L’HERITAGE COLONIAL FRANÇAIS, UN LABEL DE QUALITE POUR BARBANCOURT ?

L'étiquette d'avant: " , comme les grands cognacs,
dans l'esprit original de l'héritage colonial francais."
Il est loin, très loin le temps où on évoquait Haïti en utilisant des termes élogieux. Généralement les épithètes qui accompagnent et qualifient ce tiers d'île sont plutôt ternes et dévalorisants.
En 2010, lors de la ruée des ONGs au chevet du pays dévasté par le tremblement de terre, j'avais eu l'immense étonnement d'entendre un coopérant dire que « l'observation d'Haïti était d'une richesse incommensurable dans le cadre du post modernisme, dans la mesure où elle permettait de dénombrer avec une certaine aisance tout ce qu'il ne fallait pas faire »
Il m'avait tendu une perche brûlante, que je ne pouvais ignorer.
Ainsi je ne manquai pas de lui faire comprendre que, de son observation, dans le contexte d'une catastrophe humaine et humanitaire de cette envergure s'exhalaient les effluves cyniques d'un voyeurisme pervers caricatural.
L'impression généralisée semble nous dire et nous répéter que personne ne nous fera le moindre cadeau.
Pourtant Haïti, recroquevillée, courbée ou à genou, résiste.
Elle persiste malgré tout, à faire usage de cette résistance transformée en révolte qui a été au centre de sa genèse comme nation.
Elle résiste et perdure dans ce monde d’autrui ou les valeurs et les balises sont hiérarchisées en tenant compte d’un essentiel redéfini à l’aune d’intérêts divers.
Malgré les manœuvres de ceux qui se veulent des chantres de la liberté et des champions des droits de l'homme, un peuple de nègres qui rejeta la "chosification" et l'abêtissement pour revendiquer et faire valoir son humanité n'est grand que quelques fois, souvent dans le cadre d'une narrative historique démodée et dépassée.
Mais peut ne pas mériter l'attention portée à un temple et son joyau détruits par des extrémistes pseudo barbares.
Ainsi, nous autres les haïtiens, nous nous faisons le sacré devoir de nous attacher à Haïti, comme les fils dignes s'attachent à leur mère malgré sa pauvreté matérielle et spirituelle, malgré ses manques, ses ratés et ses défauts, malgré ses laideurs affreuses et horripilantes.
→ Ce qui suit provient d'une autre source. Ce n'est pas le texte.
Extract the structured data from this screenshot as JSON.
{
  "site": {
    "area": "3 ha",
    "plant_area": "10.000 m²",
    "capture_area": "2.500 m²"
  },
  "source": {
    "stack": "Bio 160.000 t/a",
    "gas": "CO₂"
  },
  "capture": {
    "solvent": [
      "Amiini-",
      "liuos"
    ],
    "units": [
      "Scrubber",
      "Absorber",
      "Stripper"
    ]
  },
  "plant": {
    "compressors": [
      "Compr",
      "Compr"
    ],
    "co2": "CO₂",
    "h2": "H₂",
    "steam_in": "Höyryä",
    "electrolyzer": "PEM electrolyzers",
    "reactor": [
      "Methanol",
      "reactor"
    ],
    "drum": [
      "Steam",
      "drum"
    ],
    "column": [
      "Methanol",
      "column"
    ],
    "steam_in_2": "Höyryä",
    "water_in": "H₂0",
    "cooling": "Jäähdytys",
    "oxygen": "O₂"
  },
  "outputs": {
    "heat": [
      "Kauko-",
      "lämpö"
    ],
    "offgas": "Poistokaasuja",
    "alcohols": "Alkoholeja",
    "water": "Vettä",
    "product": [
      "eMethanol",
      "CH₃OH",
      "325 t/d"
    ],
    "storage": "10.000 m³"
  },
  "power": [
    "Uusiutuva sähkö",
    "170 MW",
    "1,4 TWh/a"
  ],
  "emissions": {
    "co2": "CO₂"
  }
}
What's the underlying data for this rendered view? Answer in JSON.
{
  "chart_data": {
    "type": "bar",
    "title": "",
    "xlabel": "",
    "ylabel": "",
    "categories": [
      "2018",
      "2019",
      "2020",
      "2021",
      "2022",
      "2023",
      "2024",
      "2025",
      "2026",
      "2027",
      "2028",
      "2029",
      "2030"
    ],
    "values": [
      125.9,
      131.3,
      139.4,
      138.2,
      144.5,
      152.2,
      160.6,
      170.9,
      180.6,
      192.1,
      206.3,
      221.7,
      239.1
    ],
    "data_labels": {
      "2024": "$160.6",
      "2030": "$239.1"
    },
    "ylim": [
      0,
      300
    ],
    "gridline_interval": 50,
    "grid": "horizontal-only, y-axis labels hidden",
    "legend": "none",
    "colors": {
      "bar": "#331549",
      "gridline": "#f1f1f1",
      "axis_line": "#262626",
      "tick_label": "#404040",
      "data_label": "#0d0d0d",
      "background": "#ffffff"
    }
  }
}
Nous nous accrochons à la moindre parure capable d'inspirer beauté et fierté.
Il y a quelques temps, un des quotidiens les plus lus d'Haïti, avait publié un article pour prendre la défense du rhum haïtien, le rhum Barbancourt.
Selon l'esprit de l'article, le journaliste s'était insurgé contre un spot publicitaire réalisé par l'incontournable "Tonton Bicha " qui s'en était pris avec une certaine virulence au rhum Barbancourt, édifié dans le panorama et l'imaginaire haïtiens comme une forteresse intouchable et imprenable.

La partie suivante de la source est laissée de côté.